OBG
- Company type: Employee Owned Corporation
- Industry: Engineering, construction, operations, and fabrication
- Founded: Syracuse, New York (1945) (as Earl F. O'Brien, William S. Gere, and Glenn D. Holmes)
- Headquarters: Syracuse, New York, United States
- Key people: Jim Fox, Chief Executive Officer & Chairman of the Board; Joseph M. McNulty, Chief Financial Officer
- Number of employees: >850 (2015)
- Website: www.obg.com

= O'Brien & Gere =

OBG was an American provider of engineering, construction, and operational services for: industrial, municipal, Federal, food and beverage, higher education, and life sciences clients.
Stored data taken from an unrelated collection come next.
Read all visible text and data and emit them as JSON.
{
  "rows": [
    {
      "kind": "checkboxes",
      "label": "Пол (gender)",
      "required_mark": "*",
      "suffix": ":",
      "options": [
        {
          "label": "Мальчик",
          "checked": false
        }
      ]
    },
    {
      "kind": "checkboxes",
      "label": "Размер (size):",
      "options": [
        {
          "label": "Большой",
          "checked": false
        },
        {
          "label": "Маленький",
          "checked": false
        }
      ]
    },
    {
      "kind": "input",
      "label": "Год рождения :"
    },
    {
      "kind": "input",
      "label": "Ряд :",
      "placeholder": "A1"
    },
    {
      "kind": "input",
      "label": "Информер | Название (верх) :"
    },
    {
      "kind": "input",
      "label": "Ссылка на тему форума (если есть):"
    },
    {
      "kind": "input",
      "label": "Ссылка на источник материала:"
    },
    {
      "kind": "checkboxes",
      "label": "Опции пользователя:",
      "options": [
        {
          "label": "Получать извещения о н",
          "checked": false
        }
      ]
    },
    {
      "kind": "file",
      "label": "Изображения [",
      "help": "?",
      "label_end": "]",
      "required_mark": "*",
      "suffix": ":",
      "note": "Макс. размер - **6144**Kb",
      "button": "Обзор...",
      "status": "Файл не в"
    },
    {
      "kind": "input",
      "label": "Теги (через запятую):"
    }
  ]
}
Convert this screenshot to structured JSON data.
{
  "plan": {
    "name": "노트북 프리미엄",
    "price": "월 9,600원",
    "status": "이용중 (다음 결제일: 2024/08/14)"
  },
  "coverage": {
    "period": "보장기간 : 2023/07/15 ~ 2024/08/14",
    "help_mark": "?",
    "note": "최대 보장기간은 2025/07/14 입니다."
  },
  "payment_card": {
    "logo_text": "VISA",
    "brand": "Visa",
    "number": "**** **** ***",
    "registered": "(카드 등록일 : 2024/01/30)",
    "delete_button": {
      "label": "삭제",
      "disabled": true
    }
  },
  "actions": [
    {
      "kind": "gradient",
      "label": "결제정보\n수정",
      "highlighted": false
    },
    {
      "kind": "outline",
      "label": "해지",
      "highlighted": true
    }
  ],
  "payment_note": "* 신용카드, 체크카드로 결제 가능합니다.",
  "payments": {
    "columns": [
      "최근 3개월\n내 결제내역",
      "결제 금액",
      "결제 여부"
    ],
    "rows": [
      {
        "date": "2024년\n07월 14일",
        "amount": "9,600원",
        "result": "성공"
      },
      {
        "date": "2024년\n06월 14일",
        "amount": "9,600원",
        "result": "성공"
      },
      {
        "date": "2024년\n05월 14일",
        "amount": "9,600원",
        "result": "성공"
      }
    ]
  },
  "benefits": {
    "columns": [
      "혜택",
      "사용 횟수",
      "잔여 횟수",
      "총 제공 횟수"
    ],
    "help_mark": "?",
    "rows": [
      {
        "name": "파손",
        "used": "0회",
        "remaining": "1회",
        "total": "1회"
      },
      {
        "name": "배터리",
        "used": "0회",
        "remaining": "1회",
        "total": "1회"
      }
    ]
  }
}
This company was entirely employee owned and private and employed over 900 employees within all of their offices. They are headquartered in Syracuse, New York and have regional offices in 24 cities throughout the United States. OBG was bought by a Danish company Ramboll in December 2018.

==History==
OBG, formally O'Brien & Gere, was founded in 1945 under the partnership of Earl F. O'Brien, William S. Gere, and Glenn D. Holmes. The company was established in Central New York and its headquarters remains there today.

==Services==
OBG offers a variety of services: Municipal, Industrial, Higher Education, and Federal.